Biophysical Assessment and Predicted Thermophysiologic Effects of Body Armor

INTRODUCTION: Military personnel are often required to wear ballistic protection in order to defend against enemies. However, this added protection increases mass carried and imposes additional thermal burden on the individual. Body armor (BA) is known to reduce combat casualties, but the effects of BA mass and insulation on the physical performance of soldiers are less well documented. Until recently, the emphasis has been increasing personal protection, with little consideration of the adverse impacts on human performance. OBJECTIVE: The purpose of this work was to use sweating thermal manikin and mathematical modeling techniques to quantify the tradeoff between increased BA protection, the accompanying mass, and thermal effects on human performance. METHODS: Using a sweating thermal manikin, total insulation (I(T), clo) and vapor permeability indexes (i(m)) were measured for a baseline clothing ensemble with and without one of seven increasingly protective U.S. Army BA configurations. Using mathematical modeling, predictions were made of thermal impact on humans wearing each configuration while working in hot/dry (desert), hot/humid (jungle), and temperate environmental conditions.
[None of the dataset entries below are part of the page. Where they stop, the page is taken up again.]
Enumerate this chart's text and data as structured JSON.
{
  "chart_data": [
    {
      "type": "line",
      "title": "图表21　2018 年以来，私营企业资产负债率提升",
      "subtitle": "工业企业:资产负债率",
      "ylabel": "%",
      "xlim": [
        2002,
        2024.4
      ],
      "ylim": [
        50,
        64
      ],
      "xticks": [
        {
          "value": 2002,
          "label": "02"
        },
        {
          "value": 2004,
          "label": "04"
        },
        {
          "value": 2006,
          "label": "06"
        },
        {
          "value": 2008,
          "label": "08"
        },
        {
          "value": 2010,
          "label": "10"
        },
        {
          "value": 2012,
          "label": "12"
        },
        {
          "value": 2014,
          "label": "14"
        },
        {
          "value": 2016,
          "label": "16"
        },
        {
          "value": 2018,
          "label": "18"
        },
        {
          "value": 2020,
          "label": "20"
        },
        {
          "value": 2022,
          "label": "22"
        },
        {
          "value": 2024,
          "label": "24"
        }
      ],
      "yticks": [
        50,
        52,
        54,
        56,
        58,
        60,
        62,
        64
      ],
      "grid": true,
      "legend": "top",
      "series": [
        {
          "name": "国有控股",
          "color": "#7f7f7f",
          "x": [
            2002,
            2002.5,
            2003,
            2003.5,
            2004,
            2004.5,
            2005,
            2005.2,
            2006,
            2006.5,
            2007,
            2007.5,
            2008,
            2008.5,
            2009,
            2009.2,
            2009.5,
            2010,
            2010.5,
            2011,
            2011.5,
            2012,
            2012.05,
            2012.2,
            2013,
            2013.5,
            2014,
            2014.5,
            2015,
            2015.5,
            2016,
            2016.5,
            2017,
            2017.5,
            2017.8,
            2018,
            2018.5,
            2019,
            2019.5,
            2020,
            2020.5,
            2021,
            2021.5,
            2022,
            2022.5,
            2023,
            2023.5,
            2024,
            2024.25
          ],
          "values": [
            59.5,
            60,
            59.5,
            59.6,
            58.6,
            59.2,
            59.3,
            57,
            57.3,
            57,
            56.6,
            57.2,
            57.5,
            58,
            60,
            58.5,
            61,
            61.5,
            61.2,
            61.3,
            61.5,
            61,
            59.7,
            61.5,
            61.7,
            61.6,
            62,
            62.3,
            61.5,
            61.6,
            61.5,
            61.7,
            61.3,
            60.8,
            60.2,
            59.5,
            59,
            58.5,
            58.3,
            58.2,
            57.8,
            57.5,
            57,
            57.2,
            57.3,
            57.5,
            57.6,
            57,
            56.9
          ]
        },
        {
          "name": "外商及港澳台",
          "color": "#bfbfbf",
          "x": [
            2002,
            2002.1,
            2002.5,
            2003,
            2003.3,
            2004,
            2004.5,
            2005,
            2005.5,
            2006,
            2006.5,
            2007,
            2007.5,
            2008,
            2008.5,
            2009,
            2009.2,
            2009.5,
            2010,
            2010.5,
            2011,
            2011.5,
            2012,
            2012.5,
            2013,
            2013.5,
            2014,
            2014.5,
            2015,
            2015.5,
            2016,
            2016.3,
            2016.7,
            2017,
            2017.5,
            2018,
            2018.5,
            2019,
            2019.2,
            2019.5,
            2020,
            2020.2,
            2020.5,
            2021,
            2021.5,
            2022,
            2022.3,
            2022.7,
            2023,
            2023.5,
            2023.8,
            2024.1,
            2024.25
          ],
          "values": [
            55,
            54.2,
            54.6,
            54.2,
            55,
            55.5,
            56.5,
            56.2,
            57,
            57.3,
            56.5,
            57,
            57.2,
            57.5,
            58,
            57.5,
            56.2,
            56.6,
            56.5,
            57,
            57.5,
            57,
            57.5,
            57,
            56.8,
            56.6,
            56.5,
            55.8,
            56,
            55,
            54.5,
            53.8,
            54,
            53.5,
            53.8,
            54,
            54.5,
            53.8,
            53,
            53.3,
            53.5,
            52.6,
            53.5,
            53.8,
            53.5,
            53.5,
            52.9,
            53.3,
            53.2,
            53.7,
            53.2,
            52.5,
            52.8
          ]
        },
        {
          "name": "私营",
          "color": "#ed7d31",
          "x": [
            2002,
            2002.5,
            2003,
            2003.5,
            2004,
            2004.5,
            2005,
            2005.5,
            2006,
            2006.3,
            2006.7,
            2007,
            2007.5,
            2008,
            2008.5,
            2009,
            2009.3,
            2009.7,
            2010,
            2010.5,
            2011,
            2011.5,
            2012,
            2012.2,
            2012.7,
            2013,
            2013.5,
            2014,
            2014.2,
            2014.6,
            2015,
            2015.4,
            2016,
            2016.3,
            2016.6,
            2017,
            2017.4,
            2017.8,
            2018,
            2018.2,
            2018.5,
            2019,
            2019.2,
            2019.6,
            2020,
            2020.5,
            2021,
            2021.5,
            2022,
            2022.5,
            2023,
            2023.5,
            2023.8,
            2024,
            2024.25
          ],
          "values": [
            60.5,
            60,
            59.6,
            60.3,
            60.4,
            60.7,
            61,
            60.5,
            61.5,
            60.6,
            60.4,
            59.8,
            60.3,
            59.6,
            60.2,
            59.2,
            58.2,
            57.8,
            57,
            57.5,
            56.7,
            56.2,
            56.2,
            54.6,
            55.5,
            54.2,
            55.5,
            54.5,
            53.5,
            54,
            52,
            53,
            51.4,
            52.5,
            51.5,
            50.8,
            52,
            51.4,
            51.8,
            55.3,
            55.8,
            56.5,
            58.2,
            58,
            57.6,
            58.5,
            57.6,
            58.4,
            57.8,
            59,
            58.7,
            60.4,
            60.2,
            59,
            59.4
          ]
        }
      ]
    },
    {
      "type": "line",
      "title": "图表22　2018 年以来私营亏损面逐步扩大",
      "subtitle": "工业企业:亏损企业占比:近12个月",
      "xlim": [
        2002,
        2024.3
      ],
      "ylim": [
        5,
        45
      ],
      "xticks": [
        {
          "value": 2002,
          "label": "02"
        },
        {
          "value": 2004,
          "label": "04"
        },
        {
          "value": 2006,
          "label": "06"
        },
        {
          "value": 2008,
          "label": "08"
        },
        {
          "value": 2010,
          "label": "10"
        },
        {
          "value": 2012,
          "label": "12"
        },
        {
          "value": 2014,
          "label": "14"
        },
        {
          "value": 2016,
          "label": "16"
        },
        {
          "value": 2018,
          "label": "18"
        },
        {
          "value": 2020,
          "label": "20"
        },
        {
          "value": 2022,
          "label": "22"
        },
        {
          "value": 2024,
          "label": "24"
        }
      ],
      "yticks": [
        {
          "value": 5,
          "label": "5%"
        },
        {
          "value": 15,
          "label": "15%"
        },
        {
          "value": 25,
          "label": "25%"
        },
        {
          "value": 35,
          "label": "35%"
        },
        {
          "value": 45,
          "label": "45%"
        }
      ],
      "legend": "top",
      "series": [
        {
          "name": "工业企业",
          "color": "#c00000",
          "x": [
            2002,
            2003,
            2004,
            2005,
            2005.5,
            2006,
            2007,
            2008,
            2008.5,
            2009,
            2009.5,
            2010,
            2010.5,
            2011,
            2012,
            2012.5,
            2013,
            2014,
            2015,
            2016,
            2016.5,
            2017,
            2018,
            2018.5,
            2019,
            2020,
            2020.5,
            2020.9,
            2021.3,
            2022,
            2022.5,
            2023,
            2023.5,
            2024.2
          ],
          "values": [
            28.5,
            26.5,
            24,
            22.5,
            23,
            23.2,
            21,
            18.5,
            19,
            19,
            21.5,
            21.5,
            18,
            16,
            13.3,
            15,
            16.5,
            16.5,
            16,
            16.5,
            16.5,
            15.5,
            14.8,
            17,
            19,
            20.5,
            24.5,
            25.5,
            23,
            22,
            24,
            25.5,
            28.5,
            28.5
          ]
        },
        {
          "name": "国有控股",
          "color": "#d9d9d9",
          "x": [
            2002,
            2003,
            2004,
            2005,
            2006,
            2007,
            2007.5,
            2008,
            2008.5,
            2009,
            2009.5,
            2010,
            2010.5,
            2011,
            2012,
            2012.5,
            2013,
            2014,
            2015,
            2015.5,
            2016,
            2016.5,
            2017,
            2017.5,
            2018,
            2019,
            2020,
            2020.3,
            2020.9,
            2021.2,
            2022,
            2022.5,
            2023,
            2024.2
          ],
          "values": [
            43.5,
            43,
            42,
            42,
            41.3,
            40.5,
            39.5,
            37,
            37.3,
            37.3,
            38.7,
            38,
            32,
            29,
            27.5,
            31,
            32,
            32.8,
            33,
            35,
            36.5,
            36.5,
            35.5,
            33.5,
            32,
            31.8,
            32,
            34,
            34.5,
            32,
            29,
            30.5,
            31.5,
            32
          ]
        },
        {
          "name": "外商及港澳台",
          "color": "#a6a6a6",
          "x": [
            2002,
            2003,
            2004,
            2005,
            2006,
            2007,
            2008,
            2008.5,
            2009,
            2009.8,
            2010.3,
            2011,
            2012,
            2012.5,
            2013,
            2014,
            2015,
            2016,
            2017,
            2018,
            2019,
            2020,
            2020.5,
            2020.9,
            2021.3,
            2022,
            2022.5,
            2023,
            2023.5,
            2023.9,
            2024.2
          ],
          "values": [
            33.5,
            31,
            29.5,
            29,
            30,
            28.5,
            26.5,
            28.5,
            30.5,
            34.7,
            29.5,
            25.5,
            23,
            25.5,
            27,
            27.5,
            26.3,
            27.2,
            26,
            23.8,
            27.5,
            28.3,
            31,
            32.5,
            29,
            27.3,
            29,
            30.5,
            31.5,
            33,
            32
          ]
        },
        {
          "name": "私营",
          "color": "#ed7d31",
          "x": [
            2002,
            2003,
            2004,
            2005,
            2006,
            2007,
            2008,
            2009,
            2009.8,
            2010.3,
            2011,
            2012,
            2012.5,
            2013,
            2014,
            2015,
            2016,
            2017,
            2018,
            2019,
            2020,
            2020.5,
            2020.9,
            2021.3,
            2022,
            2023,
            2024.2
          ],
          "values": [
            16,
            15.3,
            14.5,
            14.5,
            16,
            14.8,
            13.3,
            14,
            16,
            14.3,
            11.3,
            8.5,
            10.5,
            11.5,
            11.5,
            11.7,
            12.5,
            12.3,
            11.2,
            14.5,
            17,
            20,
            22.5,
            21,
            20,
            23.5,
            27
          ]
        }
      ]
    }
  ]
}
RESULTS: In nearly still air (0.4 m/s), IT ranged from 1.57 to 1.63 clo and i(m) from 0.35 to 0.42 for the seven BA conditions, compared to I(T) and i(m) values of 1.37 clo and 0.45 respectively, for the baseline condition (no BA). CONCLUSION: Biophysical assessments and predictive modeling show a quantifiable relationship exists among increased protection and increased thermal burden and decreased work capacity. This approach enables quantitative analysis of the tradeoffs between ballistic protection, thermal-work strain, and physical work performance.